The bar filled with silence now. Real silence.

‘I may be that outsider, but what I’ve seen of this town?

It’s something rare. Something layered with this incredible ingrained community spirit.

Like the red dust doesn’t come off easy, but it gets into everything and somehow it makes you stronger.

You look after each other in ways I’ve never seen before.

Not in city offices or federal buildings.

Not even in families that say they’re close. ’

That earned her a few quiet nods.

‘You build things here. You fix things. You carry pain with your heads high, and you don’t ask for help until someone’s handing you a cold beer and a fresh bandage for a wound you didn’t even know was showing.

But that mate beside you, willing to give you a hand, and you them?

That’s not weakness. That’s the great Aussie spirit and something to be proud of.

So if you want to honour Lydia, do it by being who she believed you are—good men, who don’t need to raise a fist to prove they care.

And if you want to help? Great. Then help. ’

She pointed toward the front doors. ‘Let’s start by getting those stockyards open. That’s what Lydia would want—trucks moving, cattle sorted, and all that yard dust back in the air where it belongs. So, who usually helps when Lydia goes away on holiday?’

A voice shouted from the back: ‘Bree!’

‘Call her!’ someone else shouted.

‘Only if you’ve got some cupcakes,’ said another, ‘she’ll drag the baby with her, no sweat.’

Laughter rippled through the room like relief cracking at the tension.

Taryn grinned. ‘You heard ‘em. Someone call Bree and order a double batch of cupcakes for her, and someone to help her with the baby.’

Baby.

Nope, not the time!

She forcefully put her hands on her hips, and not on her belly.

With her badge catching the pub’s light, she refocused on the crowd.

‘If any of you have any information, sightings, or whispers? Please report it to Tanisha at the station. And if you’re the type who doesn’t want to dob in a mate…

there’s a confidential tip line for that too. No need for names. Just your truths.’

She eyed the room one last time with a lot of them nodding back at her.

‘Now, let’s get those stockyard gates open. And let’s show Lydia we’ve got this covered until she’s back behind that desk, bossing everyone around with a cup of coffee and clipboard in hand.’

A few cheers rose as the crowd started to scatter.

She jumped down, heart thudding like she’d just mustered a thousand head on foot. As laughter, along with the scuff of boots and a renewed purpose, filled the pub behind her.

She didn’t see him—not until he was there.

Finn.

Tall, dust-worn, eyes locked on hers like she was the only damn thing that mattered in the entire world. His hand wrapped around her wrist, and without a word, he pulled her into the small storeroom behind the bar. The door swung shut behind them with a thud.

‘What are y—’

But the words never landed.

Because Finn kissed her.

No hesitation. No build-up.

Just one hand sliding to her nape, the other curving around her waist like he’d done a thousand times in her dreams and wasn’t letting go again.

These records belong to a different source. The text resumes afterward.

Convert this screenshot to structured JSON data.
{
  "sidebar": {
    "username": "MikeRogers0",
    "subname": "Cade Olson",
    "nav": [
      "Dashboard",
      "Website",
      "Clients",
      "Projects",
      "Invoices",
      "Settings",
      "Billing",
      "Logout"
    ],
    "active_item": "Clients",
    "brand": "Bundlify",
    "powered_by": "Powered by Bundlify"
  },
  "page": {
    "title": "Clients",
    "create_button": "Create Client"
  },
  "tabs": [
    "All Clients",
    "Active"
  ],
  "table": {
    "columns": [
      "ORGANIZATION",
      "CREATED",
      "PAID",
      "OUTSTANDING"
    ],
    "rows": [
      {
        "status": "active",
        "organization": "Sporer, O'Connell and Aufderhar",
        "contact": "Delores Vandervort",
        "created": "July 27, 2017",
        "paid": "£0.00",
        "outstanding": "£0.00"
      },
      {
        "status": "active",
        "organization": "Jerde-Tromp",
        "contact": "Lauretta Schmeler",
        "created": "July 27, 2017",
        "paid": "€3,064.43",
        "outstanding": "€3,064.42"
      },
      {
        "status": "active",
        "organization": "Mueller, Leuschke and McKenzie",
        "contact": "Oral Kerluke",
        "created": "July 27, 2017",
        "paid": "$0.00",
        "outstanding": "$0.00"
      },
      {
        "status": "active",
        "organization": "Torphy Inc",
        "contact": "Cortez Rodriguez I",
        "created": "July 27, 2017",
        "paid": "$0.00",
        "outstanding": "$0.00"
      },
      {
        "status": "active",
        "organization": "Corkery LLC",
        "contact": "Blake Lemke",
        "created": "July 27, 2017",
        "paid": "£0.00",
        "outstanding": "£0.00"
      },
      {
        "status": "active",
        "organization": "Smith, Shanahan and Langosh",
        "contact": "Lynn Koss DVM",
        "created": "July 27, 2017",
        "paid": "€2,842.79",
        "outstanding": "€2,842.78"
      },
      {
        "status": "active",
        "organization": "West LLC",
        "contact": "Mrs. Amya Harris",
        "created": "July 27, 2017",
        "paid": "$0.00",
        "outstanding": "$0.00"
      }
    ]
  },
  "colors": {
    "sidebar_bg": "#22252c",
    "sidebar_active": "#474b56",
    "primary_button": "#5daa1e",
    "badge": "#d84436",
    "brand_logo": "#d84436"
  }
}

He kissed her like he’d waited too damn long and wasn’t about to waste another second with words. It was a kiss that was full of heat—wild, outback heat—and something deeper. Like home.

Taryn had no hope of resisting. She simply melted. Completely. Into their kiss.

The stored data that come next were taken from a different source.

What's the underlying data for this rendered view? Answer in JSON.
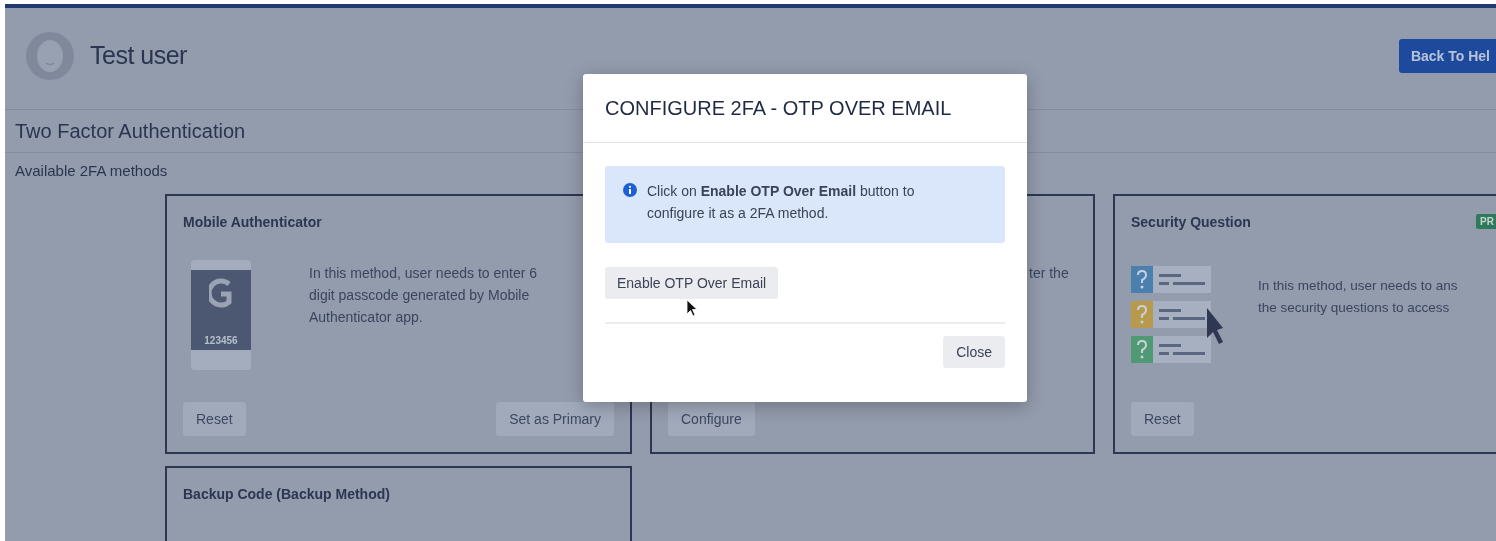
{
  "header": {
    "user_name": "Test user",
    "back_button": "Back To Hel"
  },
  "page_title": "Two Factor Authentication",
  "section_label": "Available 2FA methods",
  "methods": [
    {
      "kind": "mobile",
      "title": "Mobile Authenticator",
      "passcode": "123456",
      "description_lines": [
        "In this method, user needs to enter 6",
        "digit passcode generated by Mobile",
        "Authenticator app."
      ],
      "buttons": [
        "Reset",
        "Set as Primary"
      ]
    },
    {
      "kind": "covered",
      "description_lines": [
        "ter the"
      ],
      "buttons": [
        "Configure"
      ]
    },
    {
      "kind": "security",
      "title": "Security Question",
      "badge": "PR",
      "description_lines": [
        "In this method, user needs to ans",
        "the security questions to access"
      ],
      "buttons": [
        "Reset"
      ]
    },
    {
      "kind": "backup",
      "title": "Backup Code (Backup Method)"
    }
  ],
  "modal": {
    "title": "CONFIGURE 2FA - OTP OVER EMAIL",
    "info": "Click on **Enable OTP Over Email** button to configure it as a 2FA method.",
    "action_button": "Enable OTP Over Email",
    "close_button": "Close"
  }
}
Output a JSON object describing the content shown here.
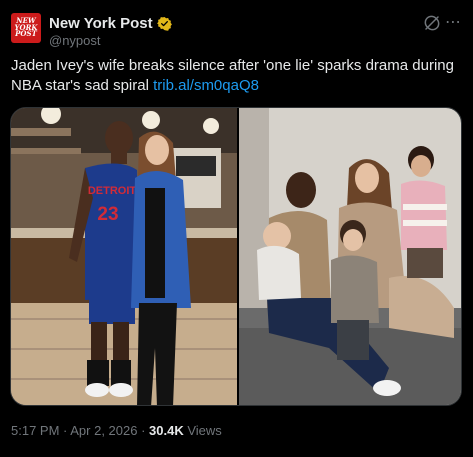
{
  "account": {
    "avatar_text": [
      "NEW",
      "YORK",
      "POST"
    ],
    "display_name": "New York Post",
    "handle": "@nypost",
    "verified_badge": "gold-verified-badge-icon"
  },
  "post": {
    "text": "Jaden Ivey's wife breaks silence after 'one lie' sparks drama during NBA star's sad spiral ",
    "link": "trib.al/sm0qaQ8",
    "jersey_team": "DETROIT",
    "jersey_number": "23"
  },
  "meta": {
    "time": "5:17 PM",
    "separator": " · ",
    "date": "Apr 2, 2026",
    "views_count": "30.4K",
    "views_label": " Views"
  },
  "icons": {
    "grok": "grok-icon",
    "more": "more-options-icon"
  },
  "colors": {
    "link": "#1d9bf0",
    "brand_red": "#cc1b1b",
    "verified_gold": "#e2b719",
    "muted": "#71767b"
  }
}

Their boots were toe-to-toe, as her heart thudded against his chest, her hands fisting into his shirt like it was the only thing keeping her upright.

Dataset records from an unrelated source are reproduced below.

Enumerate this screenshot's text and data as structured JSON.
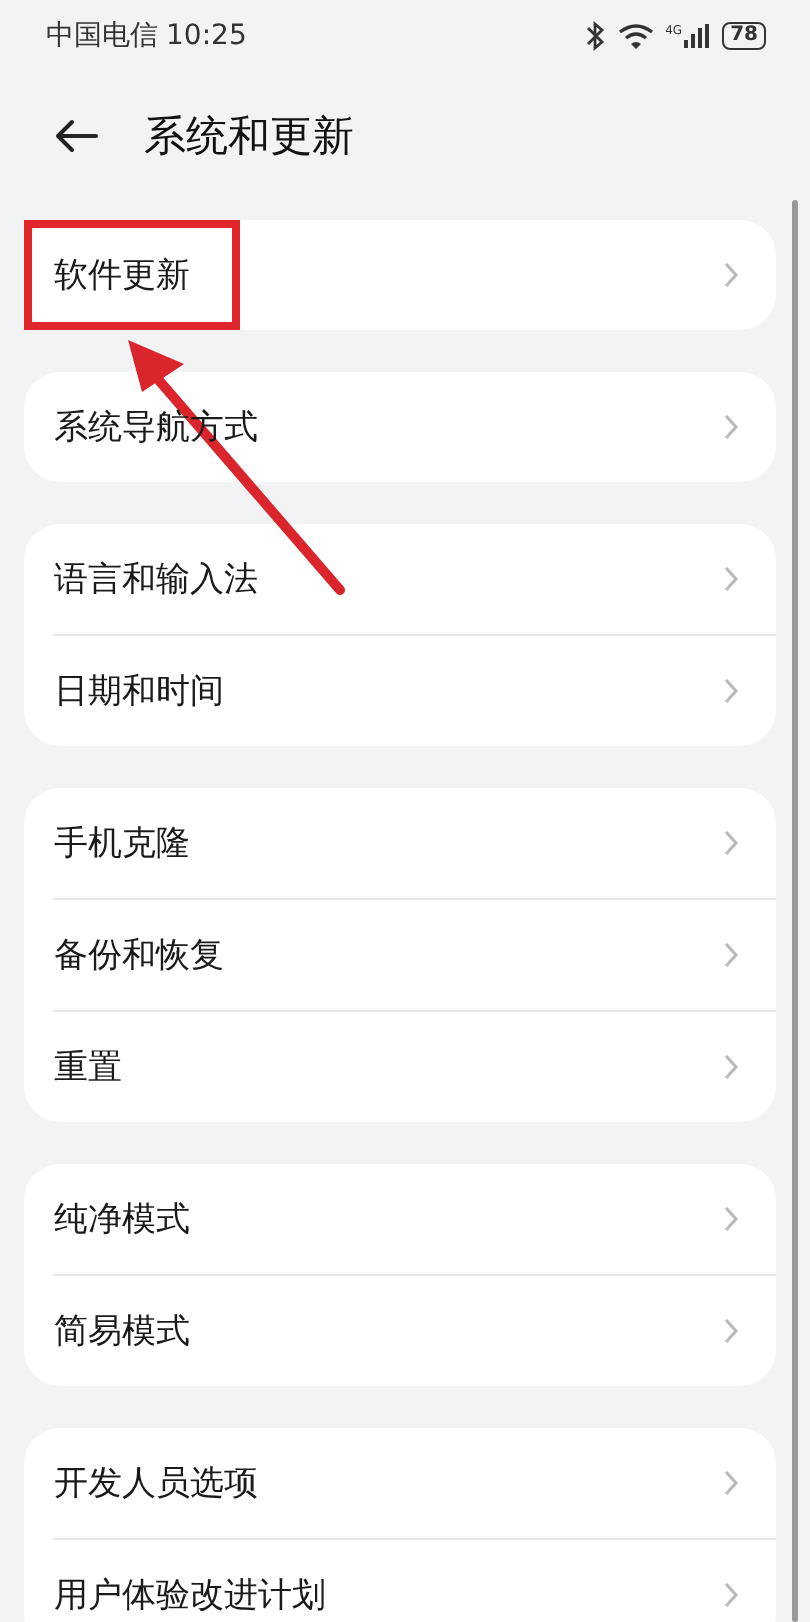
{
  "status_bar": {
    "carrier": "中国电信",
    "time": "10:25",
    "network": "4G",
    "battery": "78"
  },
  "header": {
    "title": "系统和更新"
  },
  "groups": [
    {
      "items": [
        {
          "label": "软件更新",
          "highlighted": true
        }
      ]
    },
    {
      "items": [
        {
          "label": "系统导航方式",
          "highlighted": false
        }
      ]
    },
    {
      "items": [
        {
          "label": "语言和输入法",
          "highlighted": false
        },
        {
          "label": "日期和时间",
          "highlighted": false
        }
      ]
    },
    {
      "items": [
        {
          "label": "手机克隆",
          "highlighted": false
        },
        {
          "label": "备份和恢复",
          "highlighted": false
        },
        {
          "label": "重置",
          "highlighted": false
        }
      ]
    },
    {
      "items": [
        {
          "label": "纯净模式",
          "highlighted": false
        },
        {
          "label": "简易模式",
          "highlighted": false
        }
      ]
    },
    {
      "items": [
        {
          "label": "开发人员选项",
          "highlighted": false
        },
        {
          "label": "用户体验改进计划",
          "highlighted": false
        }
      ]
    }
  ]
}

He wasn’t just kissing her—he was claiming her in a way that made time blur, and everything she was feeling made sense.

By the time they broke apart, her lungs were burning, her lips tingling, and her brain was off traipsing somewhere halfway down the hallway.

‘Well,’ she whispered, breathless. ‘That was…’

‘Hello,’ he murmured close. ‘It’s about time you showed up.’